I figured it’s a good idea to head all the way up to Northern Maine, and then travel across the entire country to Southern California and then up into Oregon and Washington, and who knows where after that? I’ve been to the south a bunch, as my family hails mostly from Georgia and Kentucky, and I don’t feel a need to travel down there anytime soon. I’d like to first focuse on the places I’ve never been.

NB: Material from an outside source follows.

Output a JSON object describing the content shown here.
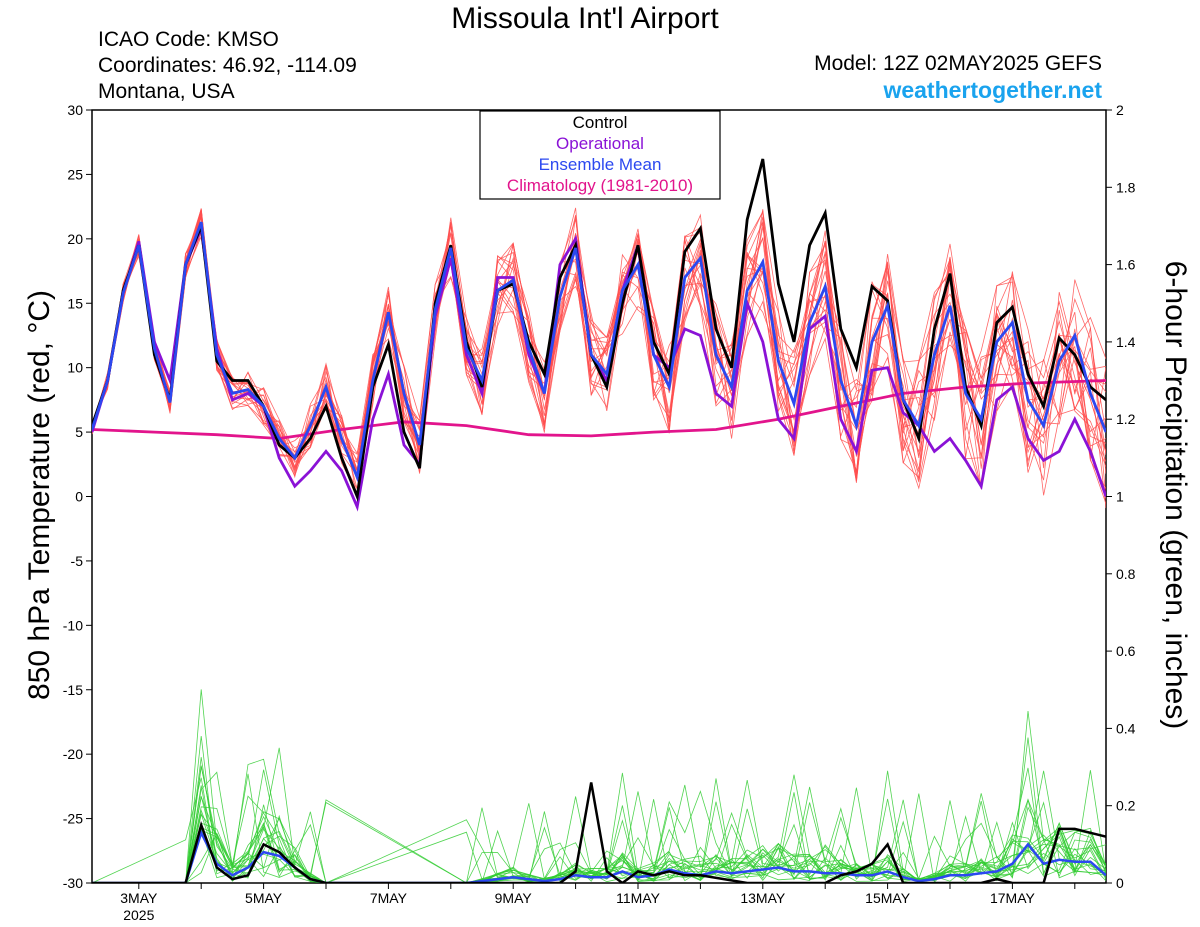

Up here, I haven’t met anyone too interesting yet, but I sure hope to soon. I think once I get up to Caribou, Maine (that’s my starting point, when I will really start this trip), I am going to try and go through all of the big cities. I have no time restrictions, and money really isn’t an issue. To be perfectly honest, I think I will probably off myself at the end of this trip, so I’d really like to “Carpe Diem,” as they say. I will turn this trip into 6 months or a year or two years, I will make sure it is the greatest time of my entire life, and then I will die with some dignity. Maybe I will drive my Navion iQ into the Grand Canyon or off of Niagara Falls. Or maybe I will get piss drunk one night, throw gasoline all over the interior, light it up, and drive straight into a small-town gas station and make the biggest fireworks display those poor people have ever seen.

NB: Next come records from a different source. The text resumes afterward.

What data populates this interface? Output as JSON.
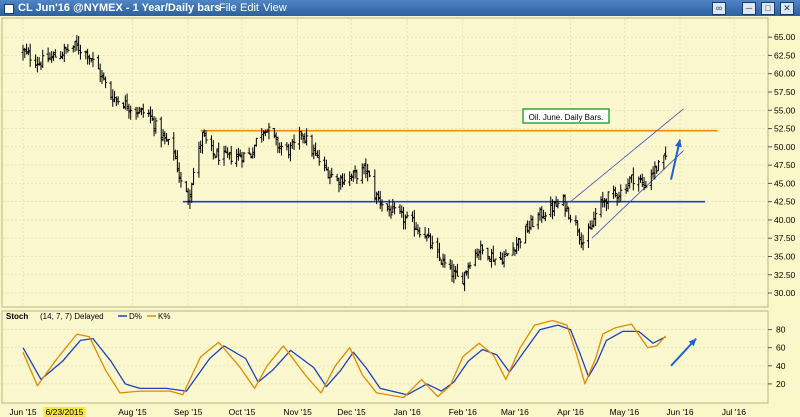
{
  "window": {
    "title": "CL Jun'16 @NYMEX - 1 Year/Daily bars",
    "menu": [
      "File",
      "Edit",
      "View"
    ]
  },
  "colors": {
    "background": "#faf7c8",
    "panel_bg": "#fbf8cf",
    "resistance": "#f28c00",
    "support": "#1f3fbf",
    "channel": "#3a4fbf",
    "arrow": "#1f5fd6",
    "stoch_d": "#1f3fbf",
    "stoch_k": "#e08a00",
    "highlight": "#f5e642"
  },
  "chart_data": [
    {
      "type": "ohlc",
      "name": "price",
      "x_ticks": [
        "Jun '15",
        "6/23/2015",
        "Aug '15",
        "Sep '15",
        "Oct '15",
        "Nov '15",
        "Dec '15",
        "Jan '16",
        "Feb '16",
        "Mar '16",
        "Apr '16",
        "May '16",
        "Jun '16",
        "Jul '16"
      ],
      "x_tick_dates": [
        "2015-06-01",
        "2015-06-23",
        "2015-08-01",
        "2015-09-01",
        "2015-10-01",
        "2015-11-01",
        "2015-12-01",
        "2016-01-01",
        "2016-02-01",
        "2016-03-01",
        "2016-04-01",
        "2016-05-01",
        "2016-06-01",
        "2016-07-01"
      ],
      "highlighted_date_label": "6/23/2015",
      "y_ticks": [
        "30.00",
        "32.50",
        "35.00",
        "37.50",
        "40.00",
        "42.50",
        "45.00",
        "47.50",
        "50.00",
        "52.50",
        "55.00",
        "57.50",
        "60.00",
        "62.50",
        "65.00"
      ],
      "ylim": [
        28.5,
        66.8
      ],
      "close_path": [
        [
          "2015-06-01",
          63.0
        ],
        [
          "2015-06-10",
          61.5
        ],
        [
          "2015-06-20",
          62.5
        ],
        [
          "2015-06-30",
          63.8
        ],
        [
          "2015-07-07",
          62.8
        ],
        [
          "2015-07-13",
          60.5
        ],
        [
          "2015-07-20",
          57.0
        ],
        [
          "2015-07-27",
          56.0
        ],
        [
          "2015-08-03",
          55.0
        ],
        [
          "2015-08-10",
          54.5
        ],
        [
          "2015-08-17",
          51.5
        ],
        [
          "2015-08-24",
          49.5
        ],
        [
          "2015-08-28",
          45.0
        ],
        [
          "2015-09-01",
          43.0
        ],
        [
          "2015-09-04",
          46.5
        ],
        [
          "2015-09-09",
          51.5
        ],
        [
          "2015-09-15",
          49.0
        ],
        [
          "2015-09-22",
          48.5
        ],
        [
          "2015-09-29",
          48.8
        ],
        [
          "2015-10-06",
          49.0
        ],
        [
          "2015-10-10",
          51.5
        ],
        [
          "2015-10-14",
          52.8
        ],
        [
          "2015-10-21",
          50.2
        ],
        [
          "2015-10-27",
          49.5
        ],
        [
          "2015-11-01",
          50.5
        ],
        [
          "2015-11-03",
          52.2
        ],
        [
          "2015-11-09",
          49.5
        ],
        [
          "2015-11-16",
          47.0
        ],
        [
          "2015-11-23",
          45.5
        ],
        [
          "2015-11-30",
          45.8
        ],
        [
          "2015-12-05",
          46.3
        ],
        [
          "2015-12-09",
          47.0
        ],
        [
          "2015-12-14",
          43.5
        ],
        [
          "2015-12-21",
          41.5
        ],
        [
          "2015-12-28",
          40.5
        ],
        [
          "2016-01-04",
          39.5
        ],
        [
          "2016-01-11",
          38.0
        ],
        [
          "2016-01-18",
          35.0
        ],
        [
          "2016-01-25",
          33.0
        ],
        [
          "2016-01-31",
          31.5
        ],
        [
          "2016-02-05",
          34.5
        ],
        [
          "2016-02-10",
          36.0
        ],
        [
          "2016-02-15",
          35.5
        ],
        [
          "2016-02-20",
          34.5
        ],
        [
          "2016-02-25",
          35.0
        ],
        [
          "2016-03-01",
          36.5
        ],
        [
          "2016-03-07",
          38.5
        ],
        [
          "2016-03-14",
          40.5
        ],
        [
          "2016-03-21",
          41.5
        ],
        [
          "2016-03-28",
          42.5
        ],
        [
          "2016-03-31",
          41.0
        ],
        [
          "2016-04-04",
          39.5
        ],
        [
          "2016-04-08",
          37.0
        ],
        [
          "2016-04-12",
          38.5
        ],
        [
          "2016-04-16",
          41.5
        ],
        [
          "2016-04-21",
          43.0
        ],
        [
          "2016-04-26",
          43.5
        ],
        [
          "2016-04-30",
          44.0
        ],
        [
          "2016-05-04",
          45.5
        ],
        [
          "2016-05-08",
          46.0
        ],
        [
          "2016-05-12",
          44.5
        ],
        [
          "2016-05-16",
          46.5
        ],
        [
          "2016-05-21",
          47.5
        ],
        [
          "2016-05-24",
          48.5
        ]
      ],
      "annotation": "Oil. June. Daily Bars.",
      "horizontal_lines": [
        {
          "role": "resistance",
          "value": 52.2,
          "start": "2015-09-08",
          "end": "2016-06-22"
        },
        {
          "role": "support",
          "value": 42.5,
          "start": "2015-08-29",
          "end": "2016-06-15"
        }
      ],
      "channel_lines": [
        {
          "start": [
            "2016-04-13",
            37.5
          ],
          "end": [
            "2016-06-03",
            49.5
          ]
        },
        {
          "start": [
            "2016-04-01",
            42.5
          ],
          "end": [
            "2016-06-03",
            55.2
          ]
        }
      ],
      "arrow": {
        "start": [
          "2016-05-27",
          45.5
        ],
        "end": [
          "2016-06-01",
          51.0
        ]
      }
    },
    {
      "type": "line",
      "name": "stochastic",
      "label": "Stoch",
      "params": "(14, 7, 7) Delayed",
      "legend": [
        "D%",
        "K%"
      ],
      "y_ticks": [
        "20",
        "40",
        "60",
        "80"
      ],
      "ylim": [
        0,
        95
      ],
      "series": [
        {
          "name": "D%",
          "points": [
            [
              "2015-06-01",
              60
            ],
            [
              "2015-06-11",
              25
            ],
            [
              "2015-06-23",
              45
            ],
            [
              "2015-07-03",
              68
            ],
            [
              "2015-07-10",
              70
            ],
            [
              "2015-07-20",
              45
            ],
            [
              "2015-07-28",
              20
            ],
            [
              "2015-08-05",
              15
            ],
            [
              "2015-08-20",
              15
            ],
            [
              "2015-08-31",
              12
            ],
            [
              "2015-09-13",
              48
            ],
            [
              "2015-09-21",
              62
            ],
            [
              "2015-10-03",
              48
            ],
            [
              "2015-10-10",
              22
            ],
            [
              "2015-10-18",
              35
            ],
            [
              "2015-10-28",
              57
            ],
            [
              "2015-11-10",
              38
            ],
            [
              "2015-11-17",
              17
            ],
            [
              "2015-11-25",
              35
            ],
            [
              "2015-12-02",
              55
            ],
            [
              "2015-12-09",
              38
            ],
            [
              "2015-12-17",
              15
            ],
            [
              "2016-01-01",
              8
            ],
            [
              "2016-01-12",
              20
            ],
            [
              "2016-01-20",
              12
            ],
            [
              "2016-01-27",
              22
            ],
            [
              "2016-02-04",
              45
            ],
            [
              "2016-02-12",
              58
            ],
            [
              "2016-02-20",
              52
            ],
            [
              "2016-02-27",
              33
            ],
            [
              "2016-03-07",
              58
            ],
            [
              "2016-03-15",
              80
            ],
            [
              "2016-03-25",
              85
            ],
            [
              "2016-04-01",
              80
            ],
            [
              "2016-04-06",
              55
            ],
            [
              "2016-04-11",
              28
            ],
            [
              "2016-04-16",
              45
            ],
            [
              "2016-04-21",
              68
            ],
            [
              "2016-04-30",
              78
            ],
            [
              "2016-05-09",
              78
            ],
            [
              "2016-05-17",
              65
            ],
            [
              "2016-05-24",
              72
            ]
          ]
        },
        {
          "name": "K%",
          "points": [
            [
              "2015-06-01",
              55
            ],
            [
              "2015-06-09",
              18
            ],
            [
              "2015-06-20",
              48
            ],
            [
              "2015-07-01",
              75
            ],
            [
              "2015-07-08",
              72
            ],
            [
              "2015-07-17",
              35
            ],
            [
              "2015-07-25",
              10
            ],
            [
              "2015-08-05",
              12
            ],
            [
              "2015-08-22",
              12
            ],
            [
              "2015-08-29",
              8
            ],
            [
              "2015-09-08",
              50
            ],
            [
              "2015-09-18",
              66
            ],
            [
              "2015-09-30",
              38
            ],
            [
              "2015-10-08",
              15
            ],
            [
              "2015-10-15",
              40
            ],
            [
              "2015-10-24",
              62
            ],
            [
              "2015-11-06",
              28
            ],
            [
              "2015-11-14",
              10
            ],
            [
              "2015-11-22",
              40
            ],
            [
              "2015-11-30",
              60
            ],
            [
              "2015-12-07",
              30
            ],
            [
              "2015-12-15",
              10
            ],
            [
              "2015-12-30",
              5
            ],
            [
              "2016-01-09",
              25
            ],
            [
              "2016-01-18",
              6
            ],
            [
              "2016-01-25",
              18
            ],
            [
              "2016-02-01",
              50
            ],
            [
              "2016-02-10",
              65
            ],
            [
              "2016-02-18",
              52
            ],
            [
              "2016-02-25",
              25
            ],
            [
              "2016-03-04",
              60
            ],
            [
              "2016-03-12",
              85
            ],
            [
              "2016-03-22",
              90
            ],
            [
              "2016-03-30",
              85
            ],
            [
              "2016-04-04",
              55
            ],
            [
              "2016-04-09",
              20
            ],
            [
              "2016-04-15",
              48
            ],
            [
              "2016-04-19",
              75
            ],
            [
              "2016-04-26",
              82
            ],
            [
              "2016-05-05",
              86
            ],
            [
              "2016-05-14",
              60
            ],
            [
              "2016-05-19",
              62
            ],
            [
              "2016-05-24",
              73
            ]
          ]
        }
      ],
      "arrow": {
        "start": [
          "2016-05-27",
          40
        ],
        "end": [
          "2016-06-10",
          70
        ]
      }
    }
  ]
}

It’s exciting to think morbidly now. I was always afraid of that. Not really afraid, but it never seemed right. It never seemed to be what normal people did. And, since I’ve spent my entire life trying to blend in and do what is expected of me, it feels pretty good to stray from that. I’m still thinking about murder as an option, just because it seems like it would be a lot of fun, but I’m not sure. I really think my ass is too sweet, and I wouldn’t fare well in prison. Maybe right before the end. Right before it’s time for me to die, I’ll try to kill 1,000 people in one fell swoop. I don’t know. That’s a long time away. For now, I have to get some rest. The old man at the bait & tackle shop said I should get up at 5 in the morning if I want to catch anything good.
Is it wrong of me to admit that I really only want to catch a fish so I can slice and dice it and taste its blood? I’ve been fantasizing about it for hours now. I might eat it raw. I can’t wait!!